"The emergence of abstract art is a sign that there are still men of feeling in the world.", Robert Motherwell
Robert Motherwell (January 24, 1915 – July 16, 1991) was an American Abstract Expressionist painter, printmaker, editor, and one of the founders of the New York School. Born in Aberdeen, Washington, and raised largely on the Pacific Coast because of severe asthma, he received a BA in philosophy from Stanford University in 1937 and studied briefly at the California School of Fine Arts in San Francisco before pursuing graduate work in philosophy at Harvard and at Columbia, where he turned decisively toward painting under the encouragement of the art historian Meyer Schapiro. He committed himself to art as a serious profession in 1941, and within a few years was working in the small Manhattan circle out of which Abstract Expressionism would emerge.

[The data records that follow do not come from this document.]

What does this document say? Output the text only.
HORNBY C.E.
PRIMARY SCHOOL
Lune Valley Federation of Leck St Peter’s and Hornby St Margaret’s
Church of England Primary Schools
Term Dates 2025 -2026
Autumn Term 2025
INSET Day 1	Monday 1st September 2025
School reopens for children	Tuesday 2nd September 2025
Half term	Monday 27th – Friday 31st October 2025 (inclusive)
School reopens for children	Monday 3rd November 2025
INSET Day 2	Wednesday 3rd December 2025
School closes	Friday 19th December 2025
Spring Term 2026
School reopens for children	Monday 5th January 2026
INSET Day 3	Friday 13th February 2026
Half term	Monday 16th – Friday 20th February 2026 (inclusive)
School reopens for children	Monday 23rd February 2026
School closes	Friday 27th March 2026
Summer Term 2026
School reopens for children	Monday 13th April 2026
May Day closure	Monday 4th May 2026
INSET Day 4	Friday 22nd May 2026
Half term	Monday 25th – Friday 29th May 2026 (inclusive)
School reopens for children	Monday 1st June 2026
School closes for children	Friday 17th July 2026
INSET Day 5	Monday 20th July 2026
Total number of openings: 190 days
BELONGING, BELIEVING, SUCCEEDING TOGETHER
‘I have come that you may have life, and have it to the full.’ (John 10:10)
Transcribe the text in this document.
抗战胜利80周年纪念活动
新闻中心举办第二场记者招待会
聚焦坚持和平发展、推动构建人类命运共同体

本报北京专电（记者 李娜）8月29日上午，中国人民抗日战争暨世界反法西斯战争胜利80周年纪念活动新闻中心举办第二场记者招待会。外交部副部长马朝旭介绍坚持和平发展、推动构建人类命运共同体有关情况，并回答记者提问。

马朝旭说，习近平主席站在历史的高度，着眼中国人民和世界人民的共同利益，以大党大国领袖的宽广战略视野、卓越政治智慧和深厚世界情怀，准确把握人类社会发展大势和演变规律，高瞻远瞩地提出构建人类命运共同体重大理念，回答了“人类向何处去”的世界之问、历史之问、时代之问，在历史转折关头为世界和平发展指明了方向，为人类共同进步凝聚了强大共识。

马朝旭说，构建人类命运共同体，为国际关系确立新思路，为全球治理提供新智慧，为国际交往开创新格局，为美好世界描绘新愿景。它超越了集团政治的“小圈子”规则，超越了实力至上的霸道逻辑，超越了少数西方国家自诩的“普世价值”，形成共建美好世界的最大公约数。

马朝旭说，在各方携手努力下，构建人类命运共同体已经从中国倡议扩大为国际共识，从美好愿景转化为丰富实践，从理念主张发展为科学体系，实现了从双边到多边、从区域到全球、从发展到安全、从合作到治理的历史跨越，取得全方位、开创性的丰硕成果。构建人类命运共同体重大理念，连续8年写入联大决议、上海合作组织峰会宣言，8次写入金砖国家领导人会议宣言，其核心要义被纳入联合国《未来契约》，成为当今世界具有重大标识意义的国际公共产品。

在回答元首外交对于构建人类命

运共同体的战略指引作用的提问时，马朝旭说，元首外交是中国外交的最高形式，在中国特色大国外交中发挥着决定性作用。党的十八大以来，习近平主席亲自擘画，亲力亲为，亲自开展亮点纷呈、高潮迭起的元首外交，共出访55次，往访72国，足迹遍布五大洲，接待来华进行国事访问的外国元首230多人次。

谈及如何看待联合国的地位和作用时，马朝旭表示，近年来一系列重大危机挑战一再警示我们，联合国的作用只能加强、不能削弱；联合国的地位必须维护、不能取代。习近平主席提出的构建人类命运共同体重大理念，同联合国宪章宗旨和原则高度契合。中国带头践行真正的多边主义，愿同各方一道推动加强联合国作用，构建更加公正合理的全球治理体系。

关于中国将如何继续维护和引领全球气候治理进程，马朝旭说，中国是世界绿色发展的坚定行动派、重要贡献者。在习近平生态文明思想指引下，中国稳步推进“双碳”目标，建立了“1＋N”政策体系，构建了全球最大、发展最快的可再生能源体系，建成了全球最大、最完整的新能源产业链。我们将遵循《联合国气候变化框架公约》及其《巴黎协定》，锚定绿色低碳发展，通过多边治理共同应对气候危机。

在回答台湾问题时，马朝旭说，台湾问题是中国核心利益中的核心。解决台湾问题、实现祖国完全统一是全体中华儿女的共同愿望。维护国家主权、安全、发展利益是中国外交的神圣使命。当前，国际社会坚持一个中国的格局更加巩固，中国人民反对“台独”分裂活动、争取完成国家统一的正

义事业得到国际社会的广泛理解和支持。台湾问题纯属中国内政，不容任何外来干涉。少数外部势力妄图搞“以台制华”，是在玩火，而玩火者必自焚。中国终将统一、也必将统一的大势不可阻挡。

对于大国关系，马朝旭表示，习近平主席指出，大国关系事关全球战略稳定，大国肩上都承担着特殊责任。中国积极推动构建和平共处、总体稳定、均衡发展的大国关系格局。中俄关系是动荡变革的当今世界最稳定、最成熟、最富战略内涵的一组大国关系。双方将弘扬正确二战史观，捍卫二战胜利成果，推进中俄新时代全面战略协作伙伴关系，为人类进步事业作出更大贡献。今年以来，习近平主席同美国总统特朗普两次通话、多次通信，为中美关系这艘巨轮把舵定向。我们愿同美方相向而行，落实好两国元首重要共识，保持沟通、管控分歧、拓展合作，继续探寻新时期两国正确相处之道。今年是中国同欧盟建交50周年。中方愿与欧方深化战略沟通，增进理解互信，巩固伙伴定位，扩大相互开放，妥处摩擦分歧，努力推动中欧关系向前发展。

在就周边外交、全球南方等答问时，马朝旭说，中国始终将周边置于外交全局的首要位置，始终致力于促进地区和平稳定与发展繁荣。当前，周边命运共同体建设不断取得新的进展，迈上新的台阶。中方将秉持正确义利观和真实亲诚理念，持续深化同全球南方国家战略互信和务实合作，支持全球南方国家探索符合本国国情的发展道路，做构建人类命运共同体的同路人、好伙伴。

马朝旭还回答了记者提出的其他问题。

He was the youngest of the founding generation of the New York School, the cohort that also included Willem de Kooning, Jackson Pollock, Mark Rothko, Barnett Newman, and Adolph Gottlieb, and the most intellectually articulate of its members. He directed the influential Documents of Modern Art book series from 1944 to 1952, taught painting at Hunter College and Columbia, and produced over a working life of half a century the major series for which he is now best known: more than 150 Elegies to the Spanish Republic (begun in 1948 and continued for some twenty-five years), the Open paintings, the Beside the Sea series, and an extensive body of prints and collages. From 1958 to 1971 he was married to the painter Helen Frankenthaler. His work is held in essentially every major collection of postwar American art, including the Museum of Modern Art, the Whitney Museum of American Art, the Metropolitan Museum of Art, the Guggenheim, the National Gallery of Art, the Tate, and the Centre Pompidou.